I got a job with a defense contractor after the Marines and then with several different Information Technology companies. Although I was functioning somewhat then, I see now that I was still a very sick alcoholic. The alcohol led me to other drugs. Cocaine on the weekends, prescriptions for addreall, xanax, and oxycodone. I would take uppers in the morning to get out of bed and mend my hangover, and then pain killers and benzos with alcohol every night to go to sleep.
In 2013, everything finally caught up with me and I was arrested my the US Marshals in Chicago for gun and stolen property charges in Kentucky. I was extradited back to Kentucky and served 15 months in prison for my crimes. When I got out on parole I got a job and before long it was back to the same old stuff again. Pills and alcohol pretty much every night and then really bad drinking benders in between work projects and on the weekends. The scariest part of it was I was in such denial and alcoholic delusion that I didn't even see that alcohol and drugs were my problem. I thought they were the solution to all the bad things that kept happening to me.
After my most recent arrest in February of 2016, I called my father from an isolation cell in jail and asked him to contact the VA for me. I was so sick and so tired I was willing to try anything, including finally going to rehab.
The VA has helped me so much. They worked with my attorney to get me into a Veterans Drug Court program and have helped me to regain employment.
The first AA meeting I attended I saw my little league baseball coach. I was so nervous and so confused sitting in that meeting that I saw someone I knew and threw myself out there and asked him to be my sponsor. He met with me every week and walked me through the twelve steps of AA. Anytime I called him, he answered. I had never experienced that before, being able to call someone and having them actually be there for me. We talked about God, we talked about sobriety, we talked about what it meant to be a man with a loving and caring heart. To have a purpose that is outside of your own self and to realize that our real purpose on this earth is to serve God and to help others. I credit all of my sobriety to my sponsor, to God, and for my own willingness to try a new way of life.
Today my life is drastically different. Although the wreckage of my past isn't completely mended it is slowly coming back into place. I work for the VA in the logistics division and am pursuing getting back into the field of Information Technology. I have relationships that I have developed since becoming sober that are filled with compassion, empathy, and true love. I can be dependable and be trusted. I can be a good boyfriend. I can be a good son. I can do service work and reach out to other people who suffer from alcoholism and addiction and be there for them. I have developed a relationship with God again and get to spend time alone with him each day in meditation and prayer. God really is taking care of everything in my life that I never could take care of myself.
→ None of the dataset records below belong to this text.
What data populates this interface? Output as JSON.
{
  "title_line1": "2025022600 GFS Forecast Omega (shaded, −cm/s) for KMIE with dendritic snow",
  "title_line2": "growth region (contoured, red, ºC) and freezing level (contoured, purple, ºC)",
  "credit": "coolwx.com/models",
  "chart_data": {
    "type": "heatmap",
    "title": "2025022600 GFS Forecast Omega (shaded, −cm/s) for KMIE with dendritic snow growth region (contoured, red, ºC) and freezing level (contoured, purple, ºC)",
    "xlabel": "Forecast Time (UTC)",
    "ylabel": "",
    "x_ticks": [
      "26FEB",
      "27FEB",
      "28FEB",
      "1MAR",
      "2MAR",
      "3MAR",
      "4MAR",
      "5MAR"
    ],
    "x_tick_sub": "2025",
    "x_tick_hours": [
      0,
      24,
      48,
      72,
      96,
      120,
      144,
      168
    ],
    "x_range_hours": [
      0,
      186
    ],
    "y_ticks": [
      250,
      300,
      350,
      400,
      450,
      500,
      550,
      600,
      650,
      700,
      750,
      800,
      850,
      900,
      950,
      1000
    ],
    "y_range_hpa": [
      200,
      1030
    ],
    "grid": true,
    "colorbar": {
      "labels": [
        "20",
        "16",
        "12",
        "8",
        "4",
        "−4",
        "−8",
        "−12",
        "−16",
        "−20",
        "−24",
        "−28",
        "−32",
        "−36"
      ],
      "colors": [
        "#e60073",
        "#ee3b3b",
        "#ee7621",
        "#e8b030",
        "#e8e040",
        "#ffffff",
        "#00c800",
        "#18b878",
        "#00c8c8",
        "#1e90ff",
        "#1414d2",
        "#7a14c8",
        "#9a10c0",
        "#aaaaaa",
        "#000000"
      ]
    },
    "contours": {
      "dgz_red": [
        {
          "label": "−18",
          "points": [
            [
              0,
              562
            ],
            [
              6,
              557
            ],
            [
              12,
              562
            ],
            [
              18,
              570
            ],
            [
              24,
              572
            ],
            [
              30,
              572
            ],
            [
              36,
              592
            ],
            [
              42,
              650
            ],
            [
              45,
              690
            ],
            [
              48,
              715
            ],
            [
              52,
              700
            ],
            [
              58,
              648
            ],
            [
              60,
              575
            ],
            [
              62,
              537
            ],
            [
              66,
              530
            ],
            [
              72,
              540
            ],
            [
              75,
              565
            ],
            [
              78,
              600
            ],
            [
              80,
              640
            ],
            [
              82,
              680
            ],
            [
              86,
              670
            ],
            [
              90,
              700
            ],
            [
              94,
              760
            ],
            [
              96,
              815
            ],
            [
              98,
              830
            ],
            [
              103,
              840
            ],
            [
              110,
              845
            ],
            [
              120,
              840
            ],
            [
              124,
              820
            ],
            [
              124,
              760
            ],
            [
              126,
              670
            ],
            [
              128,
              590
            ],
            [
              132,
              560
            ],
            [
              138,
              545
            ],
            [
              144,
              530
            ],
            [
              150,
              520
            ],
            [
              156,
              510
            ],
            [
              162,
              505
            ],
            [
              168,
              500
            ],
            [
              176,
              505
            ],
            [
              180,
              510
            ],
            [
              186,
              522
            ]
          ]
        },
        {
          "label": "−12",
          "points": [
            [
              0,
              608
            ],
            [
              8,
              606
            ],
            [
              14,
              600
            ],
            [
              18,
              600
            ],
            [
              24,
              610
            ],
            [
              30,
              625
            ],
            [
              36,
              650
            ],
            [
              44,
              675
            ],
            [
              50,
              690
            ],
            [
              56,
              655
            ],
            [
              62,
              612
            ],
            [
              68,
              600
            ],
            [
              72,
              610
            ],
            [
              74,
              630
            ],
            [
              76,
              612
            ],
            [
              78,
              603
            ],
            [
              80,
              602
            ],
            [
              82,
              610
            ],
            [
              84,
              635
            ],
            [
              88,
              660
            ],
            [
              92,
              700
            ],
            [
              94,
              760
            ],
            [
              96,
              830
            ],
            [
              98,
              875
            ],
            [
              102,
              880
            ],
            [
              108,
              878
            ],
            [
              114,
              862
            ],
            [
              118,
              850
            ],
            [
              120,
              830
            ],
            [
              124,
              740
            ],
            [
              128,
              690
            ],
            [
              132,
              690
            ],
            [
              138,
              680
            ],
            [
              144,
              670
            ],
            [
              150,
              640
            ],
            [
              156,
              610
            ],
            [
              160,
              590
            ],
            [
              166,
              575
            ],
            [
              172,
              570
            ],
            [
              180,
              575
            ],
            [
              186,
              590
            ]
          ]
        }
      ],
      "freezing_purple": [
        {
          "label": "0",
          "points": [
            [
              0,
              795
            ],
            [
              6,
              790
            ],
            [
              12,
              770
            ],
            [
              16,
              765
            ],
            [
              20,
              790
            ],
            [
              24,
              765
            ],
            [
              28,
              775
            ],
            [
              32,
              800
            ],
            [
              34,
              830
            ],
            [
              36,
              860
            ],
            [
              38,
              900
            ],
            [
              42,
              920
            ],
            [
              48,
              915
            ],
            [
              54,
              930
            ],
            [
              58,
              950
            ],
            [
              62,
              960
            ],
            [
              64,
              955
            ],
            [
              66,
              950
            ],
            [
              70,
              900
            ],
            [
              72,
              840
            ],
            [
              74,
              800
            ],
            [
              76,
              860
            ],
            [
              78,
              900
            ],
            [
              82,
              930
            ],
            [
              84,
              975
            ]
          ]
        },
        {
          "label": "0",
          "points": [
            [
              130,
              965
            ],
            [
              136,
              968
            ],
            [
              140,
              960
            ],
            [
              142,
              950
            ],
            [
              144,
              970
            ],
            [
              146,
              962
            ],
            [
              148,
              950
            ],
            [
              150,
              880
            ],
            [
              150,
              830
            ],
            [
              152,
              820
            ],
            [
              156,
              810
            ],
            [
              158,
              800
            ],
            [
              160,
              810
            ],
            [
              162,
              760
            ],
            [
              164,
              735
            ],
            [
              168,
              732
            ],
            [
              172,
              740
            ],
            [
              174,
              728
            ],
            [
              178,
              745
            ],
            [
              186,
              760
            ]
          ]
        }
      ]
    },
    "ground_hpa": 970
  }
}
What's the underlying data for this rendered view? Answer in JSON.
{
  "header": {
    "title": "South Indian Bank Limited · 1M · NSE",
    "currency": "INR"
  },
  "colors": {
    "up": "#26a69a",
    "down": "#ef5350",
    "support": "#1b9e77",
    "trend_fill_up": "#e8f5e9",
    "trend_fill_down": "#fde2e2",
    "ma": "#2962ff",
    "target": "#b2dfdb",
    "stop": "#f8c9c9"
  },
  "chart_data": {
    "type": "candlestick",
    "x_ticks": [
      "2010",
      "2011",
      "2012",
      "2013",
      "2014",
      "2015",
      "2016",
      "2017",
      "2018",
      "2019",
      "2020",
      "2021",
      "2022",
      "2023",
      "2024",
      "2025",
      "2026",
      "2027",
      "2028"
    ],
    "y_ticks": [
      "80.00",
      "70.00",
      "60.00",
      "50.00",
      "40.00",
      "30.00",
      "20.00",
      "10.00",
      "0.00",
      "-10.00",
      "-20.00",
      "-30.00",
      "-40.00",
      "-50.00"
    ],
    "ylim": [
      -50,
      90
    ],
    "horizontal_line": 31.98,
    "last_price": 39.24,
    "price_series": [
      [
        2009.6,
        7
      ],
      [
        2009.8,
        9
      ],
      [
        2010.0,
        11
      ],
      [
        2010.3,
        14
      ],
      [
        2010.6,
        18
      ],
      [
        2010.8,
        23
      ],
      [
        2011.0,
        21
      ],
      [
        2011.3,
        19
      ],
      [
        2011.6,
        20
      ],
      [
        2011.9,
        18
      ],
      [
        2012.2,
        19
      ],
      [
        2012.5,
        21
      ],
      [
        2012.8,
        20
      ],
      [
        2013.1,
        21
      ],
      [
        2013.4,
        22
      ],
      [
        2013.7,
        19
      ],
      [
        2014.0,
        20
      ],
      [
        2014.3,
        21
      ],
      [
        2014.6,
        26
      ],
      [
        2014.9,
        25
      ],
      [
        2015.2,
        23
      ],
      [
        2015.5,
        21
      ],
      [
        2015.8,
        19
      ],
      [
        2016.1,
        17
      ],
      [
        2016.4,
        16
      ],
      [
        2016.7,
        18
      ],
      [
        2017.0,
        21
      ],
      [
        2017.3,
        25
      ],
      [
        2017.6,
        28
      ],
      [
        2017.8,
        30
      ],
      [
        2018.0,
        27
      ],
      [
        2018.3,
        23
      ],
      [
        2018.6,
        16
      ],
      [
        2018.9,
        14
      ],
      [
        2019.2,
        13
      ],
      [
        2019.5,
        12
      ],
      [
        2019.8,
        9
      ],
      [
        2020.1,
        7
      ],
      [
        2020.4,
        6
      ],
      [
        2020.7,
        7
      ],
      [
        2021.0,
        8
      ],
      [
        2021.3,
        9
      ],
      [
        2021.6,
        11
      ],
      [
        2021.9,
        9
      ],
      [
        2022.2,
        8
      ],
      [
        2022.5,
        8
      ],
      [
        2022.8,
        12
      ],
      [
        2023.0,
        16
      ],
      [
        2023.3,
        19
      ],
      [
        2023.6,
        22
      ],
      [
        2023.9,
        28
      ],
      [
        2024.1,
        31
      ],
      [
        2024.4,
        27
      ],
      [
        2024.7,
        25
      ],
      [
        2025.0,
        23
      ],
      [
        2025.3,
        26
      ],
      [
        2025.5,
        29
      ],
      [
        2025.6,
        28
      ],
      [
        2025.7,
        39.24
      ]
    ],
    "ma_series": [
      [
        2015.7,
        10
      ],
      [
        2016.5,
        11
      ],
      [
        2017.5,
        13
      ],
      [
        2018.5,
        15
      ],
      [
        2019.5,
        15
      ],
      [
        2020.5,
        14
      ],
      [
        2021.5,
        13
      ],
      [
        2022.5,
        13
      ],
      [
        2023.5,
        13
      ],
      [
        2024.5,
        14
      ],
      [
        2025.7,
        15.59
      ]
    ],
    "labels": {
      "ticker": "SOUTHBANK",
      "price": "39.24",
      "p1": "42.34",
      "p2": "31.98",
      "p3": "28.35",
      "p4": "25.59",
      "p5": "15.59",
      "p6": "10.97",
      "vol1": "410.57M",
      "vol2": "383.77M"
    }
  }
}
If I had any words of wisdom to those that are suffering it is that there is help out there. If you're tired of not remembering what happened because of blackouts, if you're tired of all your relationships and jobs failing, if you just for one second think that you have a problem; the answer is that you probably do. You don't have to let your life get to a hopeless bottom before asking for help. The good news is that with loving support from recovery communities and programs like AA and NA we can recover.
I'm awakened to a new and beautiful life. There are never any insecurities or fears or problems in my life today. I am by the far the happiest I ever thought imaginable and it's all thanks to the gift of sobriety and a loving and caring God of my own understanding.
I have been sober for 10 months, 2 weeks, and three days. God willing I will get my one year token on April 17, 2017.